The Khashokji Mosque of Beirut - Where East Meets West
By: Ralph I. Hage / Arab America Contributing Writer

Tucked beside the greenery of Beirut’s Horsh Park, the Khashokji Mosque is easy to miss at first glance. Modest in size and stripped of the ornamental flourish that defines many traditional mosques, it instead attracts attention through its simple refinements. Designed by Lebanese architect Assem Salam and completed in the early 1980s, the Khashokji Mosque is a thoughtful meditation on what it means to build modern Islamic architecture in a rapidly changing urban and cultural landscape. Rather than echoing historic mosques of Ottoman or Mamluk design, Salam chose to reinterpret Islamic spatial and spiritual values in various ways. These include referencing the past and creating a new architectural language through the use of modern materials and design choices. The result is a building that feels deeply rooted in Lebanese culture.
A Mosque in Two Movements

The mosque is divided into two distinct but connected spaces: a closed prayer hall and an adjacent open-air courtyard. The indoor prayer space is a cube clad in sandstone, solid and grounded, anchored by freestanding concrete columns and capped with a sculptural concrete shell roof. This shell is not a dome in the traditional sense, but rather a reinterpretation – referencing both Islamic architectural heritage and the mid-century concrete experiments of Spanish-Mexican engineer Félix Candela. This can be explained by the Lebanese characteristic of adopting a foreign concept and reinterpreting it in a uniquely Lebanese way. The choice of form was not merely stylistic. The dome is more than a formal device; it is a symbol of celestial order and divine unity.
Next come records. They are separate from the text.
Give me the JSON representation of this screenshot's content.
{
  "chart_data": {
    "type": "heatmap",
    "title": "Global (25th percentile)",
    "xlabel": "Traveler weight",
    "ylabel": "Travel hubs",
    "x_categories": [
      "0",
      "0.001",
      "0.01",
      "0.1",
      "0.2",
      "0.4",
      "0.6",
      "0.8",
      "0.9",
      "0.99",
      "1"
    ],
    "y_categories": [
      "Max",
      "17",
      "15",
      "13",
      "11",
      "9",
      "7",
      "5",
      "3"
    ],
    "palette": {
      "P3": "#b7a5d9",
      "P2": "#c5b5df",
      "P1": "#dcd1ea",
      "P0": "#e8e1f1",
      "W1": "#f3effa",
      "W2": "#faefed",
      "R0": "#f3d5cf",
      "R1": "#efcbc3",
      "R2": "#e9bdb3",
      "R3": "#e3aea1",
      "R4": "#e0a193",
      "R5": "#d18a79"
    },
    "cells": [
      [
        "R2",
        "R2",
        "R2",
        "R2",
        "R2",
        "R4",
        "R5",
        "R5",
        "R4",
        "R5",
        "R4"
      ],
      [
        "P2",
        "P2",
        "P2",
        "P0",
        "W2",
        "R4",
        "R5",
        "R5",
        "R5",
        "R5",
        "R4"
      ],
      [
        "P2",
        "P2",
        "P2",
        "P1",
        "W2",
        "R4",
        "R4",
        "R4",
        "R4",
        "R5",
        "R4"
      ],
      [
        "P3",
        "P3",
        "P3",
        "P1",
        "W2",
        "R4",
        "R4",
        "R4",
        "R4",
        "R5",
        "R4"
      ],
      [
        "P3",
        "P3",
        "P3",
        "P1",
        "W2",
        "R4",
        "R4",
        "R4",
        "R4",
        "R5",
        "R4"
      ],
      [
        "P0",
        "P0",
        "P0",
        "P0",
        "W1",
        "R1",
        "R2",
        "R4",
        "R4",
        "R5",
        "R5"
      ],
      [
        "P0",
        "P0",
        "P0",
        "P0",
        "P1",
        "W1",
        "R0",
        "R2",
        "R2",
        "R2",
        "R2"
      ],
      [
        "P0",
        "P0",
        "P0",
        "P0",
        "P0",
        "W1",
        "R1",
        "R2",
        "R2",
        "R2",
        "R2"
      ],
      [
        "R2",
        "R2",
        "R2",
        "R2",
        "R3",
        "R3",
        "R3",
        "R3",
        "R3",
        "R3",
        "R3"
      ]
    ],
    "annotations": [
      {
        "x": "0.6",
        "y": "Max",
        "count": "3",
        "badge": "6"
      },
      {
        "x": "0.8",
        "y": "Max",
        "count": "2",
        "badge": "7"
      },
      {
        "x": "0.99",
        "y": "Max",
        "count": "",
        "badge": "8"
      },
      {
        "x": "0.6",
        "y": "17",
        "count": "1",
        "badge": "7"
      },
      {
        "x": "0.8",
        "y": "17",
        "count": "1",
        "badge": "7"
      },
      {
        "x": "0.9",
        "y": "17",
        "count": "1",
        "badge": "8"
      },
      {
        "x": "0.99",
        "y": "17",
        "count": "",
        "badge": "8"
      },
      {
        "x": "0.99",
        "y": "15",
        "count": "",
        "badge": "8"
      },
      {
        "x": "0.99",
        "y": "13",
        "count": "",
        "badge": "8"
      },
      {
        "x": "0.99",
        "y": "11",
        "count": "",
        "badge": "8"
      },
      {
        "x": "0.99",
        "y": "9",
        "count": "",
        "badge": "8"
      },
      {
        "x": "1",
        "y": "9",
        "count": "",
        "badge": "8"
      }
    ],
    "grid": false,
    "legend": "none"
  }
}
But rather than repeating past forms, it was reimagined. The concrete shell above the prayer space carries the symbolic essence of the dome without resorting to replication.
The Outdoors as a Spiritual Space

Adjoining the main prayer hall is an open courtyard, framed by cast concrete arcades and shaded by a flat roof slab punctuated with clerestory openings. This design blurs the boundary between inside and outside. Sunlight filters through these openings, animating the space throughout the day and offering worshippers a sensory connection to the divine that’s both architectural and environmental.
What’s especially striking is the orientation of the arcades. Instead of forming part of the mosque’s façade, they run perpendicular to it – presenting to the street only their slim vertical profiles. This move is subtle but intentional. It sidesteps the expected grandeur of traditional Islamic entrances and instead emphasizes privacy, humility, and inner reflection.
This design move could be analyzed as a literal subversion or redirection of traditional architectural language. It’s not defiance for its own sake, but rather a considered reworking of formal elements to suit a new urban and localized spiritual context. This can also be seen in the subtle detail of the geometric metal roof frame, which references the ceiling ornamentations of traditional Lebanese architecture.
The Minaret as a Modern Marker

The minaret, too, avoids historical replication. It is square in plan, clad in the same warm sandstone as the prayer hall, and rises simply but purposefully. Narrow vertical slits cut through its surface like arrow slits, creating both visual texture and a quiet allusion to fortification.
The minaret anchors the mosque within the urban fabric of Beirut without overwhelming it. The curves of its arches can also be found in traditional Lebanese architecture.
Material Matters

One of the signature features of this mosque is the careful interplay of modern construction techniques and local material traditions. At the Khashokji Mosque, sandstone and concrete speak to both the past and the future. The sandstone connects the building to centuries of Levantine architecture, while the raw, cast-in-place concrete connects it to the architectural innovations of the 20th century.
Architecture as Cultural Conversation

Built between 1974 and 1982 – a period marked by deep political instability and civil war in Lebanon – the mosque is also a product of its time. Rather than retreating into nostalgic revivalism or turning to flashy modernism, its design engages in a dialogue with both.
The Khashokji Mosque doesn’t ask for attention. It doesn’t try to dominate its surroundings or replicate holy models from centuries past. Instead, it listens to the past, to the present, to a constantly evolving national identity, its worshippers’ needs, and more.
In doing so, it challenges common assumptions about what Islamic architecture must look like. It asks: Can modern architecture be spiritual? Can the deceptively simple carry meaning? Can we design with tradition without being bound by it? This structure shows us that the answer is clearly: yes.
An Enduring Legacy

More than four decades after its completion, the Khashokji Mosque continues to offer a unique vision of Islamic architecture – one rooted in history, modesty, and a keen cultural understanding.
Architects and critics looking for examples of meaningful, contemporary religious design would do well to study this modest building in Beirut. It proves that relevance doesn’t require reinvention from scratch, nor blind imitation. Instead, it requires what was practiced here: integrity, cultural awareness, and a willingness to rethink familiar forms with humility and imagination.